Makro besin ögelerinden bir diğeri olan yağlarda ise hem tüketim miktarı hem de kalitesi bağırsak mikrobiyotasını etkilemektedir. Özellikle tekli ve çoklu doymamış yağ asitlerinden zengin bir beslenme çeşidi bağırsaktaki yararlı bakteri sayısında artışa neden olarak mikrobiyota üzerinde olumlu bir etkiye sahipken, yüksek oranda doymuş yağ asitlerinden zengin bir beslenme ile bağırsak mikrobiyotasındaki zenginlik ve çeşitlilik azalarak, toplam bakteri sayısı düşmektedir. Bu nedenle sağlıklı bireylerde günlük kaloriden gelen yağ oranının % 25-30 arasında olması ve bu oranında sağlıklı yağlardan karşılanması oldukça önemlidir. Bu sağlıklı yağlar arasında yer alan fakat çoğu zaman unutulan besinlerden biride yağlı tohumlardır. Nitekim zengin besleyici besinler olarak tanımlanan yağlı tohumlar aynı zamanda bitkisel yağ içerikleri yüksek olup, yağ içeriğinin büyük bir kısmı tekli ve çoklu doymamış yağ asitlerinden oluşmaktadır.

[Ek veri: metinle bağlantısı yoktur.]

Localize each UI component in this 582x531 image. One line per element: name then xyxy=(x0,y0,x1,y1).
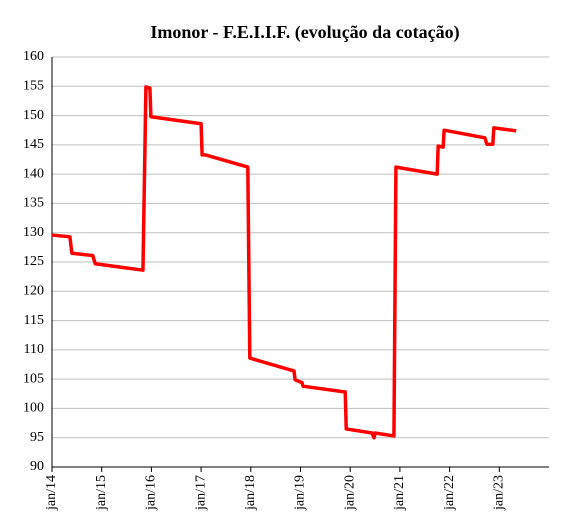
x-tick-label: jan/14 xyxy=(44,475,59,511)
y-tick-label: 120 xyxy=(23,284,44,299)
chart-title: Imonor - F.E.I.I.F. (evolução da cotação… xyxy=(150,22,459,43)
x-tick-label: jan/20 xyxy=(342,475,357,511)
y-tick-label: 140 xyxy=(23,166,44,181)
x-tick-label: jan/23 xyxy=(492,475,507,511)
y-tick-label: 155 xyxy=(23,79,44,94)
x-tick-label: jan/15 xyxy=(94,475,109,511)
y-tick-label: 145 xyxy=(23,137,44,152)
y-tick-label: 105 xyxy=(23,371,44,386)
x-tick-label: jan/18 xyxy=(243,475,258,511)
x-tick-label: jan/21 xyxy=(392,475,407,511)
x-tick-label: jan/17 xyxy=(193,475,208,511)
y-tick-label: 100 xyxy=(23,401,44,416)
y-tick-label: 115 xyxy=(24,313,44,328)
line-series xyxy=(51,85,517,440)
y-tick-label: 90 xyxy=(30,459,44,474)
y-tick-label: 150 xyxy=(23,108,44,123)
x-tick-label: jan/19 xyxy=(293,475,308,511)
x-tick-label: jan/16 xyxy=(144,475,159,511)
y-tick-label: 110 xyxy=(24,342,44,357)
y-tick-label: 160 xyxy=(23,49,44,64)
y-tick-label: 130 xyxy=(23,225,44,240)
x-tick-label: jan/22 xyxy=(442,475,457,511)
y-tick-label: 95 xyxy=(30,430,44,445)
y-tick-label: 125 xyxy=(23,254,44,269)
y-tick-label: 135 xyxy=(23,196,44,211)
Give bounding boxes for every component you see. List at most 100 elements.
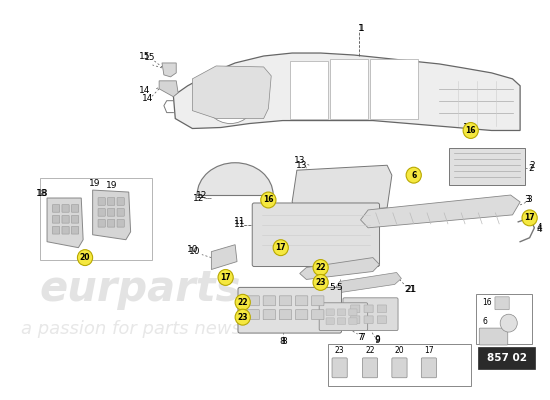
Polygon shape <box>162 63 176 77</box>
Text: 8: 8 <box>280 336 285 346</box>
Text: eurparts: eurparts <box>40 268 241 310</box>
Circle shape <box>463 122 478 138</box>
Circle shape <box>406 167 421 183</box>
Circle shape <box>273 240 288 256</box>
FancyBboxPatch shape <box>392 358 407 378</box>
FancyBboxPatch shape <box>495 297 509 310</box>
Text: 16: 16 <box>263 196 274 204</box>
Polygon shape <box>47 198 83 248</box>
Polygon shape <box>370 59 417 118</box>
Circle shape <box>78 250 92 266</box>
Text: 16: 16 <box>463 123 475 132</box>
Polygon shape <box>192 66 271 118</box>
Text: 19: 19 <box>106 181 117 190</box>
Polygon shape <box>159 81 178 97</box>
FancyBboxPatch shape <box>263 296 276 306</box>
FancyBboxPatch shape <box>351 305 360 312</box>
Polygon shape <box>173 53 520 130</box>
Text: 11: 11 <box>234 220 246 229</box>
FancyBboxPatch shape <box>72 226 79 234</box>
Text: 22: 22 <box>238 298 248 307</box>
Polygon shape <box>197 163 273 195</box>
Text: 18: 18 <box>36 188 47 198</box>
FancyBboxPatch shape <box>479 328 508 345</box>
Text: 7: 7 <box>358 332 364 342</box>
Text: 12: 12 <box>196 190 207 200</box>
FancyBboxPatch shape <box>52 205 59 212</box>
Text: 857 02: 857 02 <box>487 353 527 363</box>
FancyBboxPatch shape <box>72 216 79 223</box>
FancyBboxPatch shape <box>98 209 105 216</box>
FancyBboxPatch shape <box>247 310 260 320</box>
Circle shape <box>500 314 517 332</box>
Polygon shape <box>360 195 520 228</box>
Text: 7: 7 <box>360 332 365 342</box>
Polygon shape <box>300 258 379 280</box>
Text: 18: 18 <box>36 188 48 198</box>
FancyBboxPatch shape <box>364 305 373 312</box>
Text: 16: 16 <box>482 298 492 307</box>
Text: 17: 17 <box>424 346 434 356</box>
Text: 10: 10 <box>186 245 198 254</box>
FancyBboxPatch shape <box>117 209 124 216</box>
Text: 20: 20 <box>395 346 404 356</box>
Circle shape <box>235 294 250 310</box>
FancyBboxPatch shape <box>332 358 347 378</box>
FancyBboxPatch shape <box>279 310 292 320</box>
FancyBboxPatch shape <box>312 310 324 320</box>
Text: 14: 14 <box>139 86 151 95</box>
FancyBboxPatch shape <box>279 296 292 306</box>
Text: 15: 15 <box>144 54 156 62</box>
FancyBboxPatch shape <box>117 198 124 205</box>
Polygon shape <box>336 272 402 292</box>
Text: 22: 22 <box>365 346 375 356</box>
Text: 16: 16 <box>465 126 476 135</box>
Text: 1: 1 <box>358 24 364 33</box>
FancyBboxPatch shape <box>62 205 69 212</box>
FancyBboxPatch shape <box>52 226 59 234</box>
FancyBboxPatch shape <box>98 220 105 227</box>
Text: 3: 3 <box>527 196 532 204</box>
Circle shape <box>204 68 257 124</box>
Polygon shape <box>92 190 131 240</box>
Text: 23: 23 <box>335 346 344 356</box>
Text: 19: 19 <box>89 179 100 188</box>
Text: 11: 11 <box>234 217 246 226</box>
FancyBboxPatch shape <box>319 303 367 330</box>
FancyBboxPatch shape <box>52 216 59 223</box>
FancyBboxPatch shape <box>351 316 360 324</box>
FancyBboxPatch shape <box>108 220 115 227</box>
FancyBboxPatch shape <box>349 309 357 316</box>
Polygon shape <box>211 245 237 270</box>
FancyBboxPatch shape <box>72 205 79 212</box>
Text: 6: 6 <box>482 317 487 326</box>
FancyBboxPatch shape <box>263 310 276 320</box>
Circle shape <box>313 274 328 290</box>
FancyBboxPatch shape <box>252 203 380 266</box>
Polygon shape <box>449 148 525 185</box>
Text: 8: 8 <box>282 336 288 346</box>
Text: 14: 14 <box>142 94 153 103</box>
Text: 22: 22 <box>315 263 326 272</box>
Circle shape <box>313 260 328 276</box>
Text: 21: 21 <box>405 285 416 294</box>
FancyBboxPatch shape <box>338 318 345 324</box>
Text: 3: 3 <box>524 196 530 204</box>
Text: 21: 21 <box>404 285 416 294</box>
Text: 6: 6 <box>411 171 416 180</box>
Circle shape <box>235 309 250 325</box>
Text: 5: 5 <box>337 283 343 292</box>
FancyBboxPatch shape <box>377 305 387 312</box>
FancyBboxPatch shape <box>478 347 535 369</box>
Text: 13: 13 <box>294 156 305 165</box>
Polygon shape <box>292 165 392 212</box>
FancyBboxPatch shape <box>108 198 115 205</box>
Polygon shape <box>330 59 368 118</box>
FancyBboxPatch shape <box>326 318 334 324</box>
FancyBboxPatch shape <box>312 296 324 306</box>
FancyBboxPatch shape <box>98 198 105 205</box>
Text: 10: 10 <box>189 247 200 256</box>
FancyBboxPatch shape <box>326 309 334 316</box>
Text: 2: 2 <box>529 164 534 173</box>
Text: 13: 13 <box>296 161 307 170</box>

Benzer şekilde yalnızca diyetin makro besin içeriği değil diyette polifenoller gibi biyoaktif maddelerin içeriği, probiyotik alımı, günlük vitamin ve mineral takviyesi ve yüksek oranda alkol, çay, kafein tüketimi, yoğun tuz kullanımı gibi birkaç ek fakat temel faktörler de mikrobiyotayı etkilemektedir. Özellikle taze meyve- sebze, kakao, kırmızı şarap gibi ürünlerde yüksek oranlarda bulunan polifenoller bağırsaktaki yararlı bakteri olarak adlandırılan Bifidobacterium ve Lactobacillus bolluğunu arttırıp, kısa zincirli yağ asidi üretimini yükselterek mikrobiyata üzerinde faydalı bir etkiye sahip olurken, bağırsak sağlığı için yıllardır konuşulan probiyotik ve prebiyotik gıdalarda zararlı bakteri türlerinin sayıca azalmasına katkıda bulunmaktadır.
Özetle beslenme ve bağırsak sağlığı arasında güçlü bir çekim olduğu bilinmektedir. Doğru bir beslenme düzeni benimsenmesinin, mikrobiyota bileşimi ve işlevselliği üzerinde oldukça önemli bir etkisi olduğu da açıktır. Günlük olarak posa içeriği yüksek besinlerin, taze sebze-meyve tüketiminin, sağlıklı yağların ve bitkisel kaynaklı proteinlerin üstün olduğu, kalori değerinin aşılmadığı ve probiyotik kaynaklı fermente gıdaların tercih edildiği dengeli ve yeterli bir diyetin mikrobiyota sağlığını korumada en etkili yöntem olduğu görülmektedir. Aynı zamanda minimal düzeyde işlenmiş bitkisel gıdaları tüketmek, bağırsak mikrobiyomunun gelişmesine, kalp hastalığı, diyabet, metabolik hastalık ve obezite gibi kronik hastalıklara karşı koruma sağlanmasına etki etmektedir.